When I chose to take every negative and turn it into a positive that is when things in my life really started to turn around, I got to a point where I felt like I didn’t fit in or belong in society so I almost completely shut my whole being down, I tried to stop the way that I thought and essentially stop being myself, there was so much heartache and pain during this time that I got a point where I felt like I had no soul, I let society break me and it took me to the worst kind of hell you could imagine.
The journey back to myself and my sanity has been hard but very rewarding, when I chose to take back the power over my mind the most incredible things started to happen, as you will read in all those ‘self help’ books, changing your mind for the better is actually possible and can actually be achieved, when I experienced this myself none of these books were around and no one was talking about conditions of the mind… I had to figure it all out on my own, but I slowly day by day began to believe in myself. It started gradually and I slowly began to take back the control of my mind and the power in my life… I was once suffering so intensely from anxiety that I couldn’t even be around a small group of friends or family in a social situation, being a social person in nature this was very hard and torturous for me. It took me years to figure out where my anxiety was coming from, because from my understanding it’s a fear based condition that evolves within our minds.
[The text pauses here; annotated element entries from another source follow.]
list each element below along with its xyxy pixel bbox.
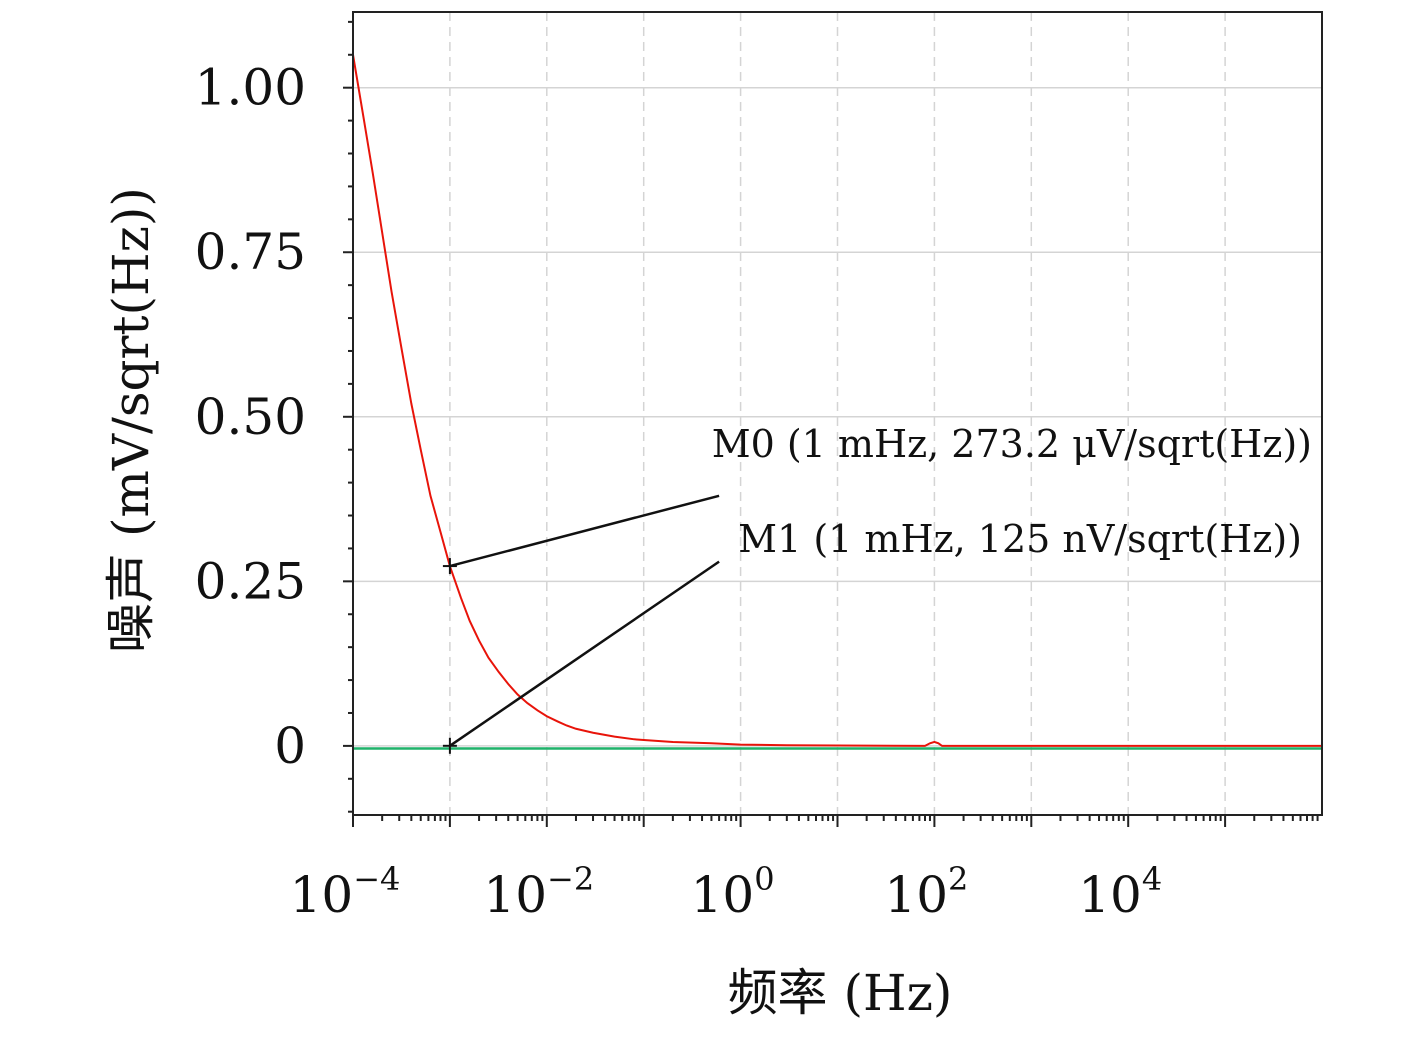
x-tick-label: 10−4 <box>290 860 401 924</box>
y-axis-title: 噪声 (mV/sqrt(Hz)) <box>102 187 160 653</box>
x-tick-label: 104 <box>1078 860 1162 924</box>
y-tick-label: 0 <box>274 717 306 775</box>
y-tick-labels: 0 0.25 0.50 0.75 1.00 <box>195 59 306 775</box>
marker-label-1: M1 (1 mHz, 125 nV/sqrt(Hz)) <box>738 517 1302 561</box>
y-tick-label: 1.00 <box>195 59 306 117</box>
x-tick-label: 102 <box>884 860 968 924</box>
x-tick-labels: 10−4 10−2 100 102 104 <box>290 860 1163 924</box>
marker-leader-1 <box>449 560 720 747</box>
y-tick-label: 0.25 <box>195 552 306 610</box>
y-tick-label: 0.50 <box>195 388 306 446</box>
marker-label-0: M0 (1 mHz, 273.2 μV/sqrt(Hz)) <box>712 422 1312 466</box>
y-tick-label: 0.75 <box>195 223 306 281</box>
grid <box>353 12 1322 815</box>
x-tick-label: 100 <box>691 860 775 924</box>
x-tick-label: 10−2 <box>483 860 594 924</box>
marker-leader-0 <box>449 494 720 568</box>
plot-frame <box>352 11 1323 816</box>
series-line-0 <box>352 54 1322 747</box>
series-layer <box>352 54 1322 750</box>
marker-layer: M0 (1 mHz, 273.2 μV/sqrt(Hz)) M1 (1 mHz, … <box>442 422 1312 754</box>
x-axis-title: 频率 (Hz) <box>728 964 953 1022</box>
It took me a lot of soul searching but I realised it all came back to my fear of judgement and feeling like I didn’t belong in this world, I have been through stages in my life where I have felt so weak and vulnerable I didn’t know if I would survive the night. But each day got better as I began to start telling myself I could… Instead of letting my fear based mind control my life I decided to change my thoughts for the better, instead of thinking no I can’t do that…blah, blah, blah I started thinking yes I can… I slowly started believing in myself and regaining my strength as a valid human in this world.
It has been a long and hard journey, one I guess you can say of self-discovery and I wasn’t quite sure where that road would take me but it was so much better than living in the fear based prison I had created in my own mind. I do and always have believed everything happens for a reason and this is why this has got me to this point in my life. I always felt so alone on my journey and wasn’t sure if anyone else in the world had ever gone through anything similar to me… so I write this in the hope that if anyone is … you are not alone and there is a way out.
A lot of people come to me these days with the same problem, suffering from anxiety and asking me for my help. Unfortunately I was alone on my journey in the sense that I had to figure things out inside my mind, but the fact that I can shed some light or help other people in the same situations makes everything worthwhile. It can be a hard road and figuring out where the anxiety is coming from is half the problem. I read the other day that high school students these days have the same anxiety levels as those of mental patients in the 50’s. What is the world coming to and how did it get this way? Are we to blame? Is the media?… For saturating our lives with constant fear based dogma? Is society so fixated in the idea of ‘perfection’ we forgot that we are all only humans, doing our best at each stage of our existence?